The superior performance of the EL model across all waterlogging durations stems from its dual capability to achieve the lowest RMSE in early stress stages (WL0-WL2), ideal for sensitive detection, while also yielding the highest R² (approaching 0.80) during severe stress (WL4-WL6), reflecting its robust fitting capacity. This highlights a critical finding: the divergence between the prediction error (RMSE), observed at the mild WL2 stage, and the maximum model fit (R²), which occurred during severe stress. We attribute this phenomenon to a shift in the underlying spectral drivers; mild stress is dominated by relatively simple changes in leaf water status, leading to low prediction error, whereas prolonged stress introduces more complex physiological alterations like chlorophyll degradation. While these latter changes have a stronger overall correlation with SPAD (higher R²), their complexity increases the prediction error (RMSE). This inherent complexity also explains why a model trained on aggregated data from all stages performed sub-optimally, as mixing physiologically distinct signals introduces noise and compromises accuracy.

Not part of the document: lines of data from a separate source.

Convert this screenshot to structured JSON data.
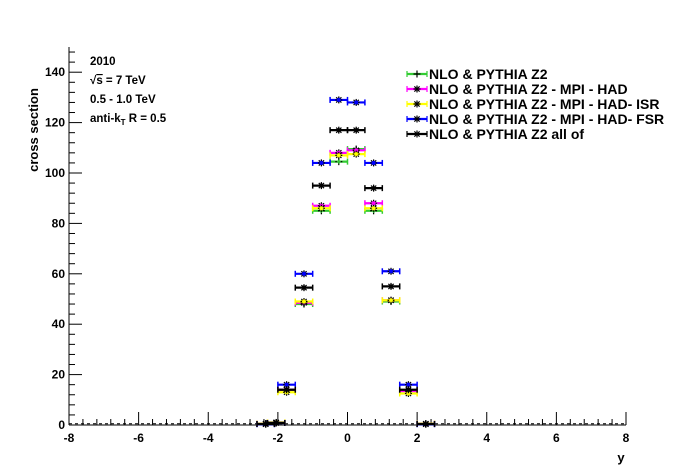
{
  "chart_data": {
    "type": "scatter",
    "title": "",
    "xlabel": "y",
    "ylabel": "cross section",
    "xlim": [
      -8,
      8
    ],
    "ylim": [
      0,
      150
    ],
    "x_ticks": [
      "-8",
      "-6",
      "-4",
      "-2",
      "0",
      "2",
      "4",
      "6",
      "8"
    ],
    "y_ticks": [
      "0",
      "20",
      "40",
      "60",
      "80",
      "100",
      "120",
      "140"
    ],
    "x_tick_values": [
      -8,
      -6,
      -4,
      -2,
      0,
      2,
      4,
      6,
      8
    ],
    "y_tick_values": [
      0,
      20,
      40,
      60,
      80,
      100,
      120,
      140
    ],
    "info_lines": {
      "year": "2010",
      "energy_prefix": "s",
      "energy_suffix": " = 7 TeV",
      "pt_range": "0.5 - 1.0 TeV",
      "algo_prefix": "anti-k",
      "algo_sub": "T",
      "algo_suffix": " R = 0.5"
    },
    "grid": false,
    "legend_position": "top-right",
    "series": [
      {
        "name": "NLO & PYTHIA Z2",
        "color": "#33cc33",
        "marker": "plus",
        "x": [
          -2.35,
          -2.05,
          -1.75,
          -1.25,
          -0.75,
          -0.25,
          0.25,
          0.75,
          1.25,
          1.75,
          2.25
        ],
        "y": [
          0.5,
          1.0,
          14.0,
          48.0,
          85.0,
          104.5,
          109.5,
          85.0,
          49.0,
          13.5,
          0.5
        ]
      },
      {
        "name": "NLO & PYTHIA Z2 - MPI - HAD",
        "color": "#ff00ff",
        "marker": "star",
        "x": [
          -2.35,
          -2.05,
          -1.75,
          -1.25,
          -0.75,
          -0.25,
          0.25,
          0.75,
          1.25,
          1.75,
          2.25
        ],
        "y": [
          0.5,
          1.0,
          14.0,
          48.5,
          87.0,
          108.0,
          109.0,
          88.0,
          49.5,
          13.5,
          0.5
        ]
      },
      {
        "name": "NLO & PYTHIA Z2 - MPI - HAD- ISR",
        "color": "#ffff00",
        "marker": "star",
        "x": [
          -2.35,
          -2.05,
          -1.75,
          -1.25,
          -0.75,
          -0.25,
          0.25,
          0.75,
          1.25,
          1.75,
          2.25
        ],
        "y": [
          0.5,
          1.0,
          13.0,
          49.0,
          86.0,
          107.0,
          107.5,
          86.0,
          49.5,
          12.5,
          0.5
        ]
      },
      {
        "name": "NLO & PYTHIA Z2 - MPI - HAD- FSR",
        "color": "#0000ff",
        "marker": "star",
        "x": [
          -2.35,
          -2.05,
          -1.75,
          -1.25,
          -0.75,
          -0.25,
          0.25,
          0.75,
          1.25,
          1.75,
          2.25
        ],
        "y": [
          0.3,
          0.8,
          16.0,
          60.0,
          104.0,
          129.0,
          128.0,
          104.0,
          61.0,
          16.0,
          0.3
        ]
      },
      {
        "name": "NLO & PYTHIA Z2 all of",
        "color": "#000000",
        "marker": "star",
        "x": [
          -2.35,
          -2.05,
          -1.75,
          -1.25,
          -0.75,
          -0.25,
          0.25,
          0.75,
          1.25,
          1.75,
          2.25
        ],
        "y": [
          0.4,
          0.8,
          14.0,
          54.5,
          95.0,
          117.0,
          117.0,
          94.0,
          55.0,
          14.0,
          0.4
        ]
      }
    ]
  }
}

Although this study demonstrates the high accuracy and stability of the HSI and EL models in predicting chlorophyll content under controlled waterlogging conditions, the transferability of these models to multiple cultivars and real-world field environments remains a challenge. The number of variety types and environmental factors such as light variation, canopy structure, and soil reflectance, can affect plant spectral characteristics, thus influencing model performance. For instance, changes in outdoor lighting conditions may lead to variations in leaf spectral reflectance, which could differ significantly from the controlled laboratory settings. Additionally, canopy structure and soil reflectance may introduce extra noise, affecting the amount of light reflected from the leaves and the surrounding environment. These factors can reduce the generalization ability of the models. On the other hand, although SPAD values were used as the primary reference in this study, the lack of validation with actual chlorophyll content data means that SPAD is a relative measurement. Future work will focus on field validation by collecting spectral data from various field environments, including different plant cultivars, growth stages, and environmental conditions. This will help assess the robustness and adaptability of the models under real-world conditions. Future research will focus on validating SPAD values against actual chlorophyll content using chemical analysis or spectroscopic techniques to improve model accuracy. Moreover, domain adaptation strategies, such as transfer learning, will be explored to adapt models trained on controlled data to real-world scenarios.

5. Conclusions

This study systematically evaluated the potential of combining HSI with EL for estimating rapeseed chlorophyll content under different waterlogging durations. The conclusions are summarized as follows:

(1)

Prolonged WLS expanded sensitive features from the red-edge to green-red-edge areas and intensified its inverse correlation with the water index NDWI.

(2)

The EL model showed greater stability than single models when applied to various data from genotypes and WLS treatments. It also demonstrated higher prediction accuracy in most models.

(3)

EL model achieved its highest goodness-of-fit (R²) at the WL6, but its lowest prediction error (RMSE) in WL2.

This study demonstrated that the integration of HSI and EL provides a robust technological pathway for high-throughput crop phenotyping and precision agricultural management. This combined approach offers a highly accurate and stable method for the early detection of WLS in rapeseed.